Dos mujeres iguales: la misma cara hermosa, la misma boca,
los mismos ojos negros y grandes; la misma estatura y las mismas manos. El
mismo corte de pelo: carré y flequillos hasta los hombros. Sólo tenían una
diferencia: una era morocha y la otra rubia.
Se odian y se envidian tanto como se necesitan, es como si su
belleza creciera por ese odio a la otra. Están hermosamente enojadas siempre.

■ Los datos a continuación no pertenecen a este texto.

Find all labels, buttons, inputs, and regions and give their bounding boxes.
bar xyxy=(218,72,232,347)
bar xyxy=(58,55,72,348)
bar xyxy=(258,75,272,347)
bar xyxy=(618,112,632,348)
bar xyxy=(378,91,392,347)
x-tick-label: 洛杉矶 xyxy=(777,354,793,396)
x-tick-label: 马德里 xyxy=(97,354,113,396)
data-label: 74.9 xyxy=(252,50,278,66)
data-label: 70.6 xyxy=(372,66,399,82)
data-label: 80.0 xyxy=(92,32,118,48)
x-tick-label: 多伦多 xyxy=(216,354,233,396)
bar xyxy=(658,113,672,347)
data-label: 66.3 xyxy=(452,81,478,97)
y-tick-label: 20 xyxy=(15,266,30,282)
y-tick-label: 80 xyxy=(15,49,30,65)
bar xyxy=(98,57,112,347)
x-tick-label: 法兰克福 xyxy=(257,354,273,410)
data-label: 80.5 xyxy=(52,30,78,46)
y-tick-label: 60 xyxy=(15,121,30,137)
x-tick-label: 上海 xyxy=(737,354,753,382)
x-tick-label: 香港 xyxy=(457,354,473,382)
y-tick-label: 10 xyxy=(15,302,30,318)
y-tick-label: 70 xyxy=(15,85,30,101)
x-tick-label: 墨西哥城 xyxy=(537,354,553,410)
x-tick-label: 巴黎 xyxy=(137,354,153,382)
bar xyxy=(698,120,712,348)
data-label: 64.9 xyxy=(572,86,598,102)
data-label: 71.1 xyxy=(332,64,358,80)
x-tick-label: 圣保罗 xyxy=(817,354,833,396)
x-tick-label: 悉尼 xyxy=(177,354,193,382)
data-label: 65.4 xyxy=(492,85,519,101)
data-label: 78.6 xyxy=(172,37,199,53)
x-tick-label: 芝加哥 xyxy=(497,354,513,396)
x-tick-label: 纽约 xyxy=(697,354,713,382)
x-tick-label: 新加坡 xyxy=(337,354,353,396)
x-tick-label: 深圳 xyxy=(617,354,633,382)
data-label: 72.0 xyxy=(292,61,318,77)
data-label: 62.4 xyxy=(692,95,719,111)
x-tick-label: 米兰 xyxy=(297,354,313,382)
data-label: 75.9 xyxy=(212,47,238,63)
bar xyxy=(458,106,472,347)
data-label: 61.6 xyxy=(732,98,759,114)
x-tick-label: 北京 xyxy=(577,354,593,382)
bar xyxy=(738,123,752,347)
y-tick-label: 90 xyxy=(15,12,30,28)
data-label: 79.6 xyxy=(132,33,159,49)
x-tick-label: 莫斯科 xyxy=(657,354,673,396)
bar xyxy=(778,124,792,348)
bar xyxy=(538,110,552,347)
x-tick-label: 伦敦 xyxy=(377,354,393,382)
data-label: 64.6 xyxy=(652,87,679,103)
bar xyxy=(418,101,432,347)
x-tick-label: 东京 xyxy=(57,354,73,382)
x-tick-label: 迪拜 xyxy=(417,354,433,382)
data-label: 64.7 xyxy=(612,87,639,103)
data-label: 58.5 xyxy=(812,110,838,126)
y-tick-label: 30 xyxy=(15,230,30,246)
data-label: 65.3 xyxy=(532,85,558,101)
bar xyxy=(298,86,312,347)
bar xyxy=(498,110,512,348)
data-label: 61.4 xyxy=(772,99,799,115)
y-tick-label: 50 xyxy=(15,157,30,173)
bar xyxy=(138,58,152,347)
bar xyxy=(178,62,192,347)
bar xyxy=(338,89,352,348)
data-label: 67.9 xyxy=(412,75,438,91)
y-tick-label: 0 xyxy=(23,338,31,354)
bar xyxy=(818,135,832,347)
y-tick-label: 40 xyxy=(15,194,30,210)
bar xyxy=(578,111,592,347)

Son esas mujeres lindas pero con facciones duras, que parecen
de plástico o de porcelana; que inhiben.
Están en un bote de madera, sin hablar. Ese silencio resalta
algunas diferencias más entre ellas: la morocha tiene una veta tierna, que la
hace disfrutar del paisaje, mientras la rubia no ve la hora de pisar tierra
firme.
Reman y se dejan llevar por la corriente. La rubia controla
el tiempo y la morocha el espacio. Y juntas la velocidad es perfecta.
De repente, sienten una brisa helada, una sonríe, la otra frunce
la boca –ya sabemos qué sujeto corresponde a cada acción. Se congelan. No
pueden moverse y el bote sigue su camino por el río. Sólo ellas están
detenidas.
Un pájaro se posa en la pierna de la morocha y ella vuelve a
sentirse, y se siente muy feliz. Y ve a su gemela petrificada, con esa cara de
princesa vacía.
La morocha se levanta, ahí, se para en el barco y empieza a
saltar de alegría, y grita y nada la escucha, y levanta los brazos y nadie la
ve, y salta otra vez. Y cuando cae siente que el barco está más liviano y que
la velocidad aumenta.
Y que ya no hay nadie que controle el tiempo.